Background: Human evidence that ionizing radiation is carcinogenic first came from reports of nonmelanoma skin cancers (NMSCs) on the hands of workers using early radiation devices. An increased risk of NMSC has been observed among uranium miners, radiologists, and individuals treated with x rays in childhood for tinea capitis (ringworm of the scalp) or for thymic enlargement; NMSC is one of the cancers most strongly associated with the atomic bombing of Hiroshima and Nagasaki.
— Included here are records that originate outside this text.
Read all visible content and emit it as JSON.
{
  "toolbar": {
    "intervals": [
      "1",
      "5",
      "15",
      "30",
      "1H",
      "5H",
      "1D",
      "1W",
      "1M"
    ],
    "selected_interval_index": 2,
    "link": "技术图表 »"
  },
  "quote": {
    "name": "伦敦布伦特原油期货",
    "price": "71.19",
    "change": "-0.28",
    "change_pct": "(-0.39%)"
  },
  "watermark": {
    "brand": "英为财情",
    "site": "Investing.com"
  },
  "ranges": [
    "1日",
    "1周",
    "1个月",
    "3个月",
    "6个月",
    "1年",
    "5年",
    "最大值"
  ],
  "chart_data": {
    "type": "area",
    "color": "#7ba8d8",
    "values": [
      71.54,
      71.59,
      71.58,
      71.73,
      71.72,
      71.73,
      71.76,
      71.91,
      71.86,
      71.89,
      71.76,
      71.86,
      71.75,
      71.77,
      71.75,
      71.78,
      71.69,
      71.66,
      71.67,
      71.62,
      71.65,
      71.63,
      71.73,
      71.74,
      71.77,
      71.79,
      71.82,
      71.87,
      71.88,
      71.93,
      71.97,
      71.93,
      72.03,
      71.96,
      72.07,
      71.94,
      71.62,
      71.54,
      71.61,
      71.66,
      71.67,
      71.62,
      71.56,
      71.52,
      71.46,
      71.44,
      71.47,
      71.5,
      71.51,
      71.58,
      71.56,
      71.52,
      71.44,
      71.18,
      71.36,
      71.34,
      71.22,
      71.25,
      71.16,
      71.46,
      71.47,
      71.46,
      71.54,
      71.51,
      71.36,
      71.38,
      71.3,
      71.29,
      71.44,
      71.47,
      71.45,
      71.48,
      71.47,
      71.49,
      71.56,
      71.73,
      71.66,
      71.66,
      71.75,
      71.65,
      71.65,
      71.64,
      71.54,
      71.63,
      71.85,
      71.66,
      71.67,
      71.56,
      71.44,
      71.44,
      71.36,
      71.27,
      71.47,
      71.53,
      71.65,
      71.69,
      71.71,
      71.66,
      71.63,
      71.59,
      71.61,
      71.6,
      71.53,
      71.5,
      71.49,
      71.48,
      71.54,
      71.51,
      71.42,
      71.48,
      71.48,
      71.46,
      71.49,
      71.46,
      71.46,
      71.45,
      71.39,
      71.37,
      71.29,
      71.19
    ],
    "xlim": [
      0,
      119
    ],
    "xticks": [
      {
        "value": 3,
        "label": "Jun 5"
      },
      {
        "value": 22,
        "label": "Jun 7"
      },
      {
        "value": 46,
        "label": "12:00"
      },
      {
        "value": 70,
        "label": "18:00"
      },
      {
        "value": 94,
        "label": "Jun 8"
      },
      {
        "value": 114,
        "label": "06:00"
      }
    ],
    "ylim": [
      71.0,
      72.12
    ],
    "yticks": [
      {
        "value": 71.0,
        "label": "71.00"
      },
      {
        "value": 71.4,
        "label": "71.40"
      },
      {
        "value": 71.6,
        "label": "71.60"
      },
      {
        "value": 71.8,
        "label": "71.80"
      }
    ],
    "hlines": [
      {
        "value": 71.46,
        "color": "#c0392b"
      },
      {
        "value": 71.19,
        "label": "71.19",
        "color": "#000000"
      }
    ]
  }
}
Although exposure to ionizing radiation is a known cause of NMSC, it is not yet clear whether therapeutic radiation causes both major histologic types of NMSC, basal cell carcinoma (BCC) and squamous cell carcinoma (SCC). Additionally, the potentially modifying effects, such as latency, age when treated, and type of treatment, are not well understood.
Purpose: We investigated the relative risks of BCC and SCC associated with previous radiation therapy and evaluated these risks in relation to age and time since initial treatment and the medical condition for which radiation therapy was given.
Methods: The study group comprised individual diagnosed with at least one BCC or SCC from January 1980 through February 1986, who were recruited to participate in a skin cancer prevention trial designed to test whether oral beta-carotene supplementation would reduce the risk of new NMSCs. Patients were identified through the dermatology and pathology records of academic medical centers in Hanover, NH; Los Angeles, CA; San Francisco, CA; and Minneapolis, MN. Each participant completed a questionnaire detailing lifetime residence, pigmentary characteristics, occupational and recreational sun exposure, and history of radiation therapy. At enrollment, a study dermatologist assessed skin type (tendency to burn or tan) and extent of actinic skin damage. Participants were followed with an annual dermatologic examination for an average of 4 years. Of the 5232 potentially eligible individuals, 1805 were enrolled in the trial. We excluded 112 patients who reported previous radiation therapy for skin cancer only and three with missing information on whether they were ever treated with radiation therapy, leaving 1690 patients for the analysis. Approximately 4% of the patients died or discontinued participation for other reasons during each study year. We examined time to occurrence of first new histopathologically confirmed BCC and SCC during the follow-up period in relation to history of radiation therapy (for reasons other than NMSC) using a proportional hazards model. A multiple end points survival model was used to compare the rate ratios (RRs) for BCC and SCC. We also used a longitudinal method of analysis to compute the RR of total new BCC and SCC tumors per person per study year associated with radiation therapy. Using this method, we additionally assessed the potential modifying effects of age at treatment, latency, and type of therapy. All P values were derived from two-sided statistical tests of significance.
Results: Among the participants we studied, 597 developed a new BCC (n = 1553 tumors) and 118 developed a new SCC (n = 179 tumors). The time to first new BCC, but not SCC, was associated with prior radiation therapy (RR = 1.7; 95% confidence interval [CI] = 1.4-2.0 and RR = 1.0; 95% CI = 0.6-1.7, respectively; P = .03 for the difference between the RRs). The RR of total BCC tumors was slightly higher (RR = 2.3; 95% CI = 1.7-3.1), but it was still unity for SCC (RR = 1.0; 95% CI = 0.5-1.9). BCC risk appeared to increase with younger age at exposure and time since initially treated, although these effects were only marginally statistically significant (P for trend = .06 and .07, respectively). Also, risk of BCC was more strongly related to treatment for acne (RR = 3.3; 95% CI = 2.1-5.2) than other conditions.
Conclusions and implications: Our data suggest that exposure to therapeutic radiation is associated with BCC but not with SCC.